Кузня перевёл дыхание, а затем посмотрел на проникшегося историей бесславного наёмника Хога.
— Ты инфантилен, волонтёр, но именно этим и сумел воззвать к моей душе. Навряд ли я решился бы в открытый бой выходить против кого-то из вас, не столкнись однажды на мосту с тобой. Я знал, что, скорее всего, погибну в этой схватке — потому и вышел. Хотел посмотреть, как далеко готова зайти Доля, дабы жизнь мне сохранить. Наконец-то она оставила меня в покое. Спасибо тебе, волонтёр!
Наёмник протянул руку, которая держала бандану, Лимиту.
— Мне она больше не нужна. В удаче отныне я не нуждаюсь. Но ты, волонтёр… кха-х… пусть она будет с тобой. Сбереги её, пожалуйста. Не хочу, чтобы она исчезла вместе со мной. Пусть подарок Майи теперь оберегает тебя. Тебе… кхе-кхе… действительно есть, что сказать этому миру… в отличие от меня.
Сейчас Хогу идея приватизация чужой вещи уже не казалась хорошей. Ведь бандана эта — не просто прикольный аксессуар, а сакральное наследие, которое Кузня берег до последнего. И Лимит не прикоснулся бы к ней, не попроси сам наёмник её забрать. Потому парень подошёл к побеждённому врагу, после чего скрепил свои ладони с его, одновременно и руку ему пожимая, и принимая воистину ценный подарок.

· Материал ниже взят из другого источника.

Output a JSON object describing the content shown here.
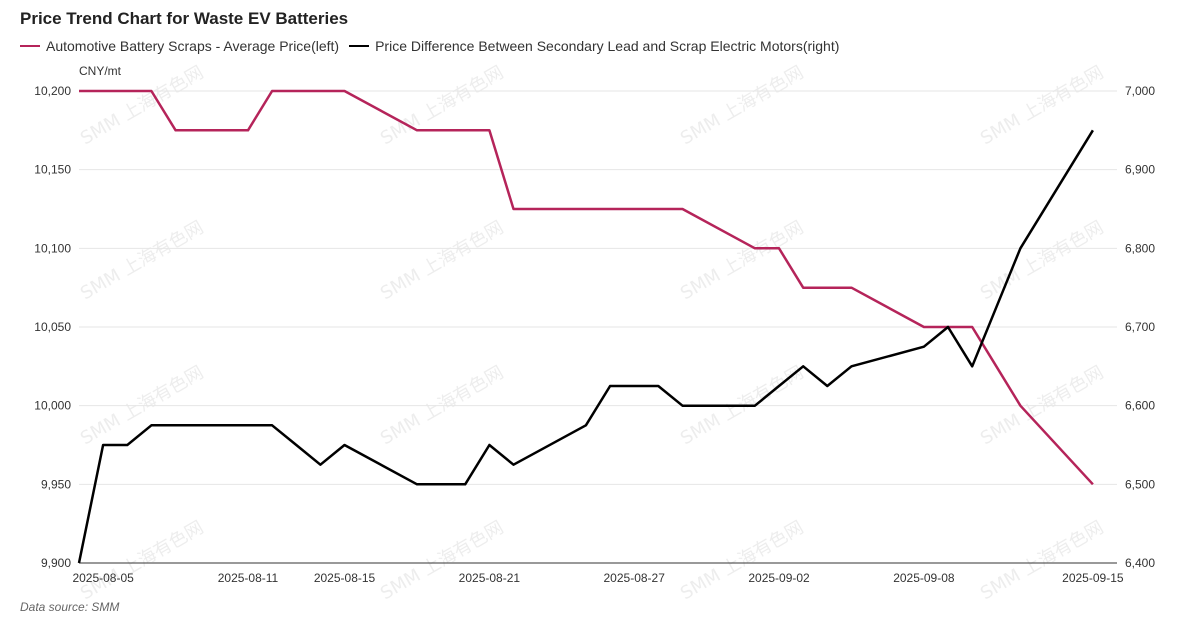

— И… это… кхе-х… как тебя хоть зовут? — слабо усмехнулся Кузня. — А то я всё волонтёром тебя величаю.
— Хог, — тихо промолвил лимитер.
— Хе-х. А меня… Янзук.
Лимит остался в этой комнате один. Он продолжал держать кисть руки врага в своих ладонях, при этом понимая, что та больше никогда не сожмётся. Кузня умер с улыбкой на устах — избитый, покорёженный жизнью, измученный последствиями собственного выбора.
Хог вдруг ощутил на своей душе тяжесть, с которой прежде никогда не сталкивался. В одночасье ком к горлу подкатил, а пальцы рук невольно задрожали, компонуя тремор с учащающимся сердцебиением. Прилила к вискам кровь, пульсом в них отдавая. Волонтёр сделал очень глубокий вдох.
Быть охотником — тяжело. Не важно, военный это, наёмник или даже волонтёр — суровая реальность укусит любого, на кого падёт её хладнокровный взгляд. Хог об этом нередко слышал от разных знакомых, а сейчас мог самолично прочувствовать ту боль, о которой сказывали бывалые ветераны. Они потому и идут первым делом в бар, а не домой, чтобы стресс снять, душу отвести, залить горечь прожитого крепким алкоголем. Некоторые и вовсе с ума сходят, неспособные самостоятельно после пройденного приключения оправиться.